Wilf had been retired seven years when I was elected President by the Directors of ASF in the fall of 1996. I was fortunate that he took me under his wing and shared with me the many secrets he had learned about conservation, fundraising, diplomacy, and business. He maintained an office at ASF until his death on March 18, 2009 where, long after retirement, he continued to help ASF and me in every way he could. He co-chaired ASF’s International and Government Affairs Committee until May 2008, providing sage advice and counsel on difficult international salmon conservation issues. Whenever I needed thoughtful advice, a second opinion, or just someone to talk to, Wilf was always there. We spent hundreds of hours talking salmon conservation and fishing in his office, just as we did on our very first meeting on February 1, 1988.
Wilf did it all for ASF during his 20 years of leadership. He was ASF’s chief spokesman, advocate, biologist, and diplomat. He did more for wild Atlantic salmon and ASF during his lifetime than anyone, but he would be the last person on Earth to make this claim. With Wilf at the helm, ASF grew from a small association of salmon anglers into a world renowned and widely respected international conservation organization. As ASF grew, Wilf took on more and more responsibility, including raising the significant amount of money needed to support ASF’s conservation, research, education and public awareness activities. Wilf was the consummate fundraiser. The best advice I ever received about fundraising was something our dear friend Joe Cullman had shared with Wilf 40 years earlier-successful fundraising is all about relationships, people give to people.

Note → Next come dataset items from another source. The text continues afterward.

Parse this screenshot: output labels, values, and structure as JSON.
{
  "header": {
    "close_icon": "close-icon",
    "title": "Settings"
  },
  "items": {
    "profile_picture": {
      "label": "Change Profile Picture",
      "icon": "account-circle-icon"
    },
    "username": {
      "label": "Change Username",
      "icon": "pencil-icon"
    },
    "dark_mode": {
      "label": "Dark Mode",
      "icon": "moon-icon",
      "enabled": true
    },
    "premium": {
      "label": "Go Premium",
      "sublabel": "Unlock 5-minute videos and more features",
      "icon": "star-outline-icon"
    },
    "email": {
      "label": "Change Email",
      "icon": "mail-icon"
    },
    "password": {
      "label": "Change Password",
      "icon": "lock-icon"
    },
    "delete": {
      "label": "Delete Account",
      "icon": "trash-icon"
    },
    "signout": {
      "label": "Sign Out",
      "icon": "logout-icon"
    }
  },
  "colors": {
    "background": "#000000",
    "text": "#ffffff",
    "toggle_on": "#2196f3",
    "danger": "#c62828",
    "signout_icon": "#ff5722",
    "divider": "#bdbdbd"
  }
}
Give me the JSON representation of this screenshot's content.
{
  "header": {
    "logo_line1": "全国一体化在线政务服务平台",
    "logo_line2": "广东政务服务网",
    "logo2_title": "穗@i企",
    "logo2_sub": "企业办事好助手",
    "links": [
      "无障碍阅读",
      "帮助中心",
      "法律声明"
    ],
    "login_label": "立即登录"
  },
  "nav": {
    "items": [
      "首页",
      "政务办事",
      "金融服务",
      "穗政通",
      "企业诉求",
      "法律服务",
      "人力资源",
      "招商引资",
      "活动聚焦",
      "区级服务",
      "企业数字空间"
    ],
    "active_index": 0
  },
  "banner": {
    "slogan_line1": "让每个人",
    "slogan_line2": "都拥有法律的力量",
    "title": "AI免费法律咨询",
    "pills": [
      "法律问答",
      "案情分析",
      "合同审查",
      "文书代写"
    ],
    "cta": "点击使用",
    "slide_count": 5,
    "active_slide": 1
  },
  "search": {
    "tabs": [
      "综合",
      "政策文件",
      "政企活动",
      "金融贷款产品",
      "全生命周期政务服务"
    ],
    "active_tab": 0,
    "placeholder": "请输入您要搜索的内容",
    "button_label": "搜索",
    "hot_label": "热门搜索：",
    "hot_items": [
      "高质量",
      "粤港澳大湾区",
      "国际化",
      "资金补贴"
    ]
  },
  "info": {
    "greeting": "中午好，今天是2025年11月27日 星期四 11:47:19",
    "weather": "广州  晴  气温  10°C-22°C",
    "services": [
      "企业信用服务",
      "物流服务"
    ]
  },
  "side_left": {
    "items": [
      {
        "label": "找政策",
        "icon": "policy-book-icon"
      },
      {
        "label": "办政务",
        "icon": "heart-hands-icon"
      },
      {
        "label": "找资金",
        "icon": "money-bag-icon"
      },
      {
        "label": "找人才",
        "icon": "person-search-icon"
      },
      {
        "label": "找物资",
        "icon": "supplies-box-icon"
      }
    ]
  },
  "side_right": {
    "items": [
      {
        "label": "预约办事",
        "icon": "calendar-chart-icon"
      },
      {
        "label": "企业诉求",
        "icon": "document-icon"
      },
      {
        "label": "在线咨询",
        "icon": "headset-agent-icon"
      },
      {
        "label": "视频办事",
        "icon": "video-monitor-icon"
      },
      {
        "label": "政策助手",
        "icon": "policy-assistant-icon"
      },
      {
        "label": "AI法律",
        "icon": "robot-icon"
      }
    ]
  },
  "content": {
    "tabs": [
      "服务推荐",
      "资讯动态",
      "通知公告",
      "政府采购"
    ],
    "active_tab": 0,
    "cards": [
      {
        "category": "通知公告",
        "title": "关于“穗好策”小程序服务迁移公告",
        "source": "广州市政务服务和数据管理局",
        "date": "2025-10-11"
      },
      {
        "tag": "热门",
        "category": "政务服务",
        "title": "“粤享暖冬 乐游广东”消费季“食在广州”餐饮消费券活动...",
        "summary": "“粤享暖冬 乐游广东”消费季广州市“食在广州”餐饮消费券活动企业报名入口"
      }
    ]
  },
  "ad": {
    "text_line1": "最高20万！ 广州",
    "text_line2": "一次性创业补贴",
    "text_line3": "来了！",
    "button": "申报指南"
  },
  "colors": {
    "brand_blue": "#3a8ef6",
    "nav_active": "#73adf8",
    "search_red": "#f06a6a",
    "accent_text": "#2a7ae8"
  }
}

That is the thing that I will remember most about Wilf. Relationships were important to him. People mattered to him, his family, his friends, his colleagues, the guides he fished with, the people he met on the river, even his adversaries like the elderly commercial salmon fisherman we stopped to visit in New Carlisle. When you talked with Wilf, whether in the boardroom or on the river, time stood still. He engaged you in thoughtful conversation and he listened to you. He cared about what you were thinking and even if he didn’t agree with you he respected your opinion and your right to express it. No matter how busy he was he always had time to talk, to listen and to help a friend. Wilf cared deeply about the people in his life and we cared deeply about him. We will never forget him.